We rolled out a smarter rate limiting layer that sits in front of every cloud provider API call, regardless of which control plane component is making it. It tracks how close we are to the published API limits in aggregate across all callers, paces requests so we stay comfortably under them, and applies circuit breaking when error rates spike so a misbehaving call path can’t drag the rest of the cluster’s operations down with it.
The first version landed for Hetzner Cloud in February, and we’re extending the same layer to every other cloud provider Cloudfleet integrates with, AWS, GCP, OVH, Scaleway, Exoscale, Upcloud, the lot. “Treat every vendor API as a shared, partially cooperative dependency, and coordinate consumption across our own components” is now the default posture across the platform.
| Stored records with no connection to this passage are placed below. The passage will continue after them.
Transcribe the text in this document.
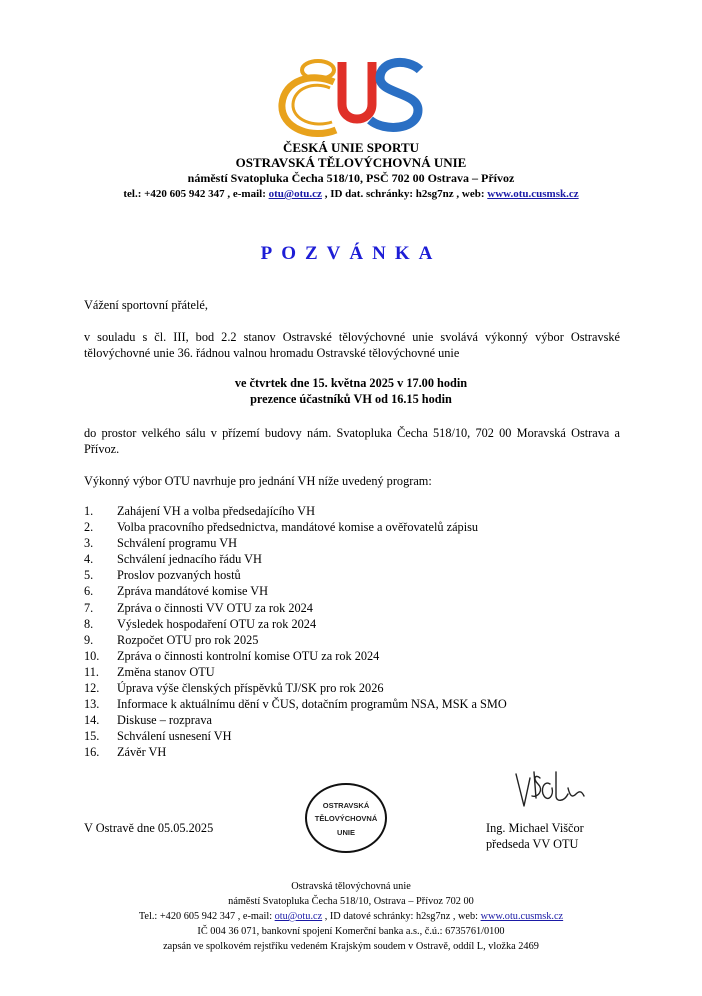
ČESKÁ UNIE SPORTU
OSTRAVSKÁ TĚLOVÝCHOVNÁ UNIE
náměstí Svatopluka Čecha 518/10, PSČ 702 00 Ostrava – Přívoz
tel.: +420 605 942 347 , e-mail: otu@otu.cz , ID dat. schránky: h2sg7nz , web: www.otu.cusmsk.cz
POZVÁNKA
Vážení sportovní přátelé,
v souladu s čl. III, bod 2.2 stanov Ostravské tělovýchovné unie svolává výkonný výbor Ostravské tělovýchovné unie 36. řádnou valnou hromadu Ostravské tělovýchovné unie
ve čtvrtek dne 15. května 2025 v 17.00 hodin
prezence účastníků VH od 16.15 hodin
do prostor velkého sálu v přízemí budovy nám. Svatopluka Čecha 518/10, 702 00 Moravská Ostrava a Přívoz.
Výkonný výbor OTU navrhuje pro jednání VH níže uvedený program:
1. Zahájení VH a volba předsedajícího VH
2. Volba pracovního předsednictva, mandátové komise a ověřovatelů zápisu
3. Schválení programu VH
4. Schválení jednacího řádu VH
5. Proslov pozvaných hostů
6. Zpráva mandátové komise VH
7. Zpráva o činnosti VV OTU za rok 2024
8. Výsledek hospodaření OTU za rok 2024
9. Rozpočet OTU pro rok 2025
10. Zpráva o činnosti kontrolní komise OTU za rok 2024
11. Změna stanov OTU
12. Úprava výše členských příspěvků TJ/SK pro rok 2026
13. Informace k aktuálnímu dění v ČUS, dotačním programům NSA, MSK a SMO
14. Diskuse – rozprava
15. Schválení usnesení VH
16. Závěr VH
V Ostravě dne 05.05.2025
OSTRAVSKÁ
TĚLOVÝCHOVNÁ
UNIE
Višču
Ing. Michael Viščor
předseda VV OTU
Ostravská tělovýchovná unie
náměstí Svatopluka Čecha 518/10, Ostrava – Přívoz 702 00
Tel.: +420 605 942 347 , e-mail: otu@otu.cz , ID datové schránky: h2sg7nz , web: www.otu.cusmsk.cz
IČ 004 36 071, bankovní spojení Komerční banka a.s., č.ú.: 6735761/0100
zapsán ve spolkovém rejstříku vedeném Krajským soudem v Ostravě, oddíl L, vložka 2469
What the rest of the industry was doing
While we were patching the platform, the Cloud Native Computing Foundation published their State of Cloud Native 2026 report. A few signals from it match what we hear from Cloudfleet customers every week:
- The CNCF ecosystem now spans more than 230 projects and 300,000 contributors. The center of gravity has shifted well beyond container orchestration into observability, platform engineering, FinOps, and AI tooling.
- Cost pressure on AI workloads is pushing teams to mix hyperscalers with regional providers. The bet on multi-cloud as a cost lever, not just a resilience lever, is paying off.
- Platform engineering keeps getting more concrete. The conversation is moving away from “should we have a platform team” and toward “what does the developer-facing surface area look like in practice.”
All three of those resonate with us. CFKE is built on the bet that running Kubernetes well across many clouds is a hard problem worth solving once, so individual teams don’t keep reinventing it. The industry data suggests we’re not alone in that belief.
Looking ahead
March brings KubeCon + CloudNativeCon Europe in Amsterdam. We’ll be watching the announcements closely and you can expect more behind-the-scenes platform work to land while we do. See you next month.